Wilson disease
MR shows abnormal hyperintense signal in bilateral basal ganglia, pons and dorsal midbrain.
It is an autosomal recessive inherited disorder of copper metabolism, characterized by excessive deposition of copper in the liver, brain, and other tissues.
Disease manifests as liver disease in children and adolescents, peaking at ages 10-13 years, and as neuropsychiatric illness in young adults aged 19-20 years. More common in females.
Imaging Findings
CT Findings
The cranial lesions observed on CT scan are typically bilateral and are classified into 2 general categories, as follows
- Well-defined, slitlike, low-attenuation foci involving the basal ganglia, particularly the putamen, and
- Larger regions of low attenuation in the basal ganglia, thalamus, or dentate nucleus.

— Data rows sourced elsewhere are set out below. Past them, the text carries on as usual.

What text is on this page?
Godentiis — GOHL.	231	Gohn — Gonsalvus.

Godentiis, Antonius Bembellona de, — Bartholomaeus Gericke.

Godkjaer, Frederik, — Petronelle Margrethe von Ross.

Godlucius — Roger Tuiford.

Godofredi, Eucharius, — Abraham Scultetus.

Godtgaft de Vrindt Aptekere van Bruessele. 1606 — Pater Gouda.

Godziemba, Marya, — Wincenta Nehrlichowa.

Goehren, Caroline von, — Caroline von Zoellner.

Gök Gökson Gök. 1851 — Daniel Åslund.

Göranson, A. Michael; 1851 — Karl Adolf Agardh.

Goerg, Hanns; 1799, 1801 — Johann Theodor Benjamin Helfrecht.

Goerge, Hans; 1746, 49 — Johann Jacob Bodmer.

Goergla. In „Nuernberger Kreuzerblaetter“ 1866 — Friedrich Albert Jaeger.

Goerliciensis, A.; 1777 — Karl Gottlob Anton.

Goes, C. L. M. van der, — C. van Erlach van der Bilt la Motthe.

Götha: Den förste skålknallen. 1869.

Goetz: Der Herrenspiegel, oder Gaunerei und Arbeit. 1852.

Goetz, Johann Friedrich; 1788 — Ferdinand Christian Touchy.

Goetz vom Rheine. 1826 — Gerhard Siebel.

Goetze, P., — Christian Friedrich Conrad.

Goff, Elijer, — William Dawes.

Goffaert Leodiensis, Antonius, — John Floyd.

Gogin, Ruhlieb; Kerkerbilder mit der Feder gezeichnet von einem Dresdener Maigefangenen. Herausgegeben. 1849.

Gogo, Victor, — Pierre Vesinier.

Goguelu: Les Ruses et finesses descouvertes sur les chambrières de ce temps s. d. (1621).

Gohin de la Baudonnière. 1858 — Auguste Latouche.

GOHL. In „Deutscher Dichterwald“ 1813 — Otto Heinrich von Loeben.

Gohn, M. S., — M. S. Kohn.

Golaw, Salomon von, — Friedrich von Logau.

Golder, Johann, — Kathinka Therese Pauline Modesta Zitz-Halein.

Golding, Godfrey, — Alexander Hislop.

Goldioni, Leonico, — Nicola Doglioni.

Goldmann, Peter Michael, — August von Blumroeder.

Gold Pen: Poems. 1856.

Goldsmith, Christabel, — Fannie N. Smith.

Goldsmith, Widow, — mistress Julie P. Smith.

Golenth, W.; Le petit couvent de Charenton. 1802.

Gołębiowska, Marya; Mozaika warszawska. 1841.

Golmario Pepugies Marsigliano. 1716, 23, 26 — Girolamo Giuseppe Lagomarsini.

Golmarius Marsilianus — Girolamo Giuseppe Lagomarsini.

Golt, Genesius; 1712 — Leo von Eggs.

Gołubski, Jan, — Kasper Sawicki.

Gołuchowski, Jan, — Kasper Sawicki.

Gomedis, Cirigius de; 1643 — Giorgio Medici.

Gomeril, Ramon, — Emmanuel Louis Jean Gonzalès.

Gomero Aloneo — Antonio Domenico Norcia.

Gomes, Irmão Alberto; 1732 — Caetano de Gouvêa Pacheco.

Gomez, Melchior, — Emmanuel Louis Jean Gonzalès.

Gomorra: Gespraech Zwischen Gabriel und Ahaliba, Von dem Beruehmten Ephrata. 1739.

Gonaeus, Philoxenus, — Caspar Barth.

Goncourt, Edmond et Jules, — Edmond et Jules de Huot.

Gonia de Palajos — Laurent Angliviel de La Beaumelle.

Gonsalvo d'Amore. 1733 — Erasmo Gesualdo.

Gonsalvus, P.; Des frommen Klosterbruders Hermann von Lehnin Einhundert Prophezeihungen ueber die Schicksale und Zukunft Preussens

Widening of the frontal horns of the lateral ventricles and diffuse cerebral and cerebellar atrophy, which correlate histologically with widespread neuronal loss, have also been described.
MR Findings
- T1WI
- T1 signal generally reduced in BG
- Signal intensity may be ↑ in affected BG (paramagnetic effects of copper)
- Detected only in untreated patients
- ↑ Signal in GP due to hepatic component of WD (portal-systemic encephalopathy)
- T2WI
- Generalized cerebral and cerebellar atrophy
- Hyperintensity/hypointensity/mixed intensity in putamen, GP, caudate, thalamus
- Characteristic \"face of the giant panda\" sign on axial sections at midbrain level
- Hyperintensity in tegmentum (except for red nucleus)
- Hypointensity of superior colliculus
- Preserved signal intensity of lateral portion of pars reticulata of substantia nigra
- Hyperintensity in periaqueductal gray matter, pontine tegmentum
- Involvement of dentate nucleus (↑ intensity)
Treatment
Chelating agents: Penicillamine, trientine, zinc, tetrathiomolybdate.